As consequências dessa vulnerabilidade estrutural vão muito além de telas de computador bloqueadas e criptomoedas extorquidas. Quando as redes de saúde e serviços cívicos falham, o impacto é tangível, físico e profundamente alarmante. Em 2022, o governo da Costa Rica declarou estado de emergência nacional depois que uma onda implacável de ataques de ransomware paralisou seu Ministério da Fazenda, interrompeu o comércio internacional nas fronteiras e perturbou gravemente o sistema nacional de saúde. Os cidadãos não conseguiram receber diagnósticos médicos a tempo, e as empresas de exportação sofreram perdas catastróficas com mercadorias apodrecendo nos armazéns. Da mesma forma, nos Estados Unidos, ataques de ransomware a redes de saúde forçaram rotineiramente os hospitais a desviar ambulâncias de pronto-socorros e adiar cirurgias que salvam vidas. Quando os registros dos pacientes são repentinamente criptografados e ficam inacessíveis, os médicos são forçados a trabalhar às cegas, comprometendo fundamentalmente a segurança dos pacientes. O mundo digital se misturou completamente ao mundo físico, o que significa que um ataque cibernético a um hospital local não é mais apenas uma violação de dados, mas uma ameaça direta à saúde pública e à vida humana.

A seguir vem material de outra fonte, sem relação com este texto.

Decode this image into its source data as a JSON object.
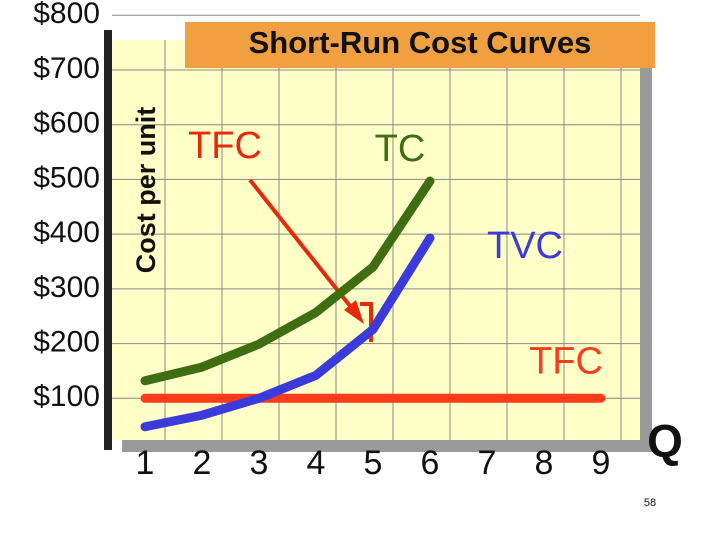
{
  "chart_data": {
    "type": "line",
    "title": "Short-Run Cost Curves",
    "y_label": "Cost per unit",
    "x_label": "Q",
    "page_number": "58",
    "categories": [
      "1",
      "2",
      "3",
      "4",
      "5",
      "6",
      "7",
      "8",
      "9"
    ],
    "ylim": [
      0,
      800
    ],
    "yticks": [
      {
        "value": 800,
        "label": "$800"
      },
      {
        "value": 700,
        "label": "$700"
      },
      {
        "value": 600,
        "label": "$600"
      },
      {
        "value": 500,
        "label": "$500"
      },
      {
        "value": 400,
        "label": "$400"
      },
      {
        "value": 300,
        "label": "$300"
      },
      {
        "value": 200,
        "label": "$200"
      },
      {
        "value": 100,
        "label": "$100"
      }
    ],
    "grid": true,
    "series": [
      {
        "name": "TFC",
        "color": "#ff3b1a",
        "values": [
          100,
          100,
          100,
          100,
          100,
          100,
          100,
          100,
          100
        ]
      },
      {
        "name": "TC",
        "color": "#3f6e12",
        "values": [
          132,
          157,
          199,
          257,
          340,
          497,
          null,
          null,
          null
        ]
      },
      {
        "name": "TVC",
        "color": "#3b3bdc",
        "values": [
          48,
          69,
          100,
          142,
          226,
          393,
          null,
          null,
          null
        ]
      }
    ],
    "annotations": [
      {
        "text": "TFC"
      }
    ]
  }
}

Reverter essa perigosa tendência exige uma mudança profunda na forma como as sociedades abordam a defesa digital. Governos e instituições devem parar de tratar a segurança cibernética apenas como uma despesa de tecnologia da informação e começar a encará-la como um pilar central da segurança pública. Isso começa com uma mudança de paradigma em direção ao que os especialistas do setor chamam de arquitetura de confiança zero (zero-trust), uma estrutura que assume que as ameaças já existem na rede e exige verificação contínua de qualquer usuário que tente acessar dados confidenciais. No entanto, as estruturas tecnológicas por si só são insuficientes. A defesa mais eficaz deve se concentrar na resiliência humana. Os municípios e os prestadores de serviços de saúde precisam de financiamento contínuo e robusto dos governos federais ou nacionais, destinado especificamente ao treinamento em segurança cibernética e à modernização dos sistemas. Em vez de submeter os funcionários a vídeos de conformidade tediosos uma vez por ano, as organizações devem cultivar uma cultura de segurança onde os trabalhadores se sintam capacitados a verificar solicitações suspeitas sem medo de repressão por atrasar as operações. Além disso, a cooperação internacional é essencial para rastrear e desmantelar as redes financeiras que permitem aos grupos de ransomware lavar impunemente os fundos extorquidos.

Por muito tempo, a conversa pública sobre defesa digital tem sido obscurecida por jargões técnicos e por um foco equivocado na elite tecnológica. Construímos fortalezas digitais equipadas com os melhores alarmes, apenas para deixar a porta da frente escancarada porque esquecemos de apoiar as pessoas que guardam as chaves. À medida que a vida diária se torna totalmente inseparável das redes que gerenciam nossa água, nossa saúde e nossas economias, os riscos são simplesmente altos demais para ignorar o elemento humano na defesa digital. Um futuro seguro não será garantido apenas criando softwares melhores. Ele será garantido reconhecendo que nossa infraestrutura digital é tão resiliente quanto as instituições humanas e os funcionários exaustos encarregados de mantê-la. O verdadeiro campo de batalha da segurança cibernética moderna não está localizado em um servidor distante, mas na rotina diária das pessoas que mantêm a sociedade funcionando.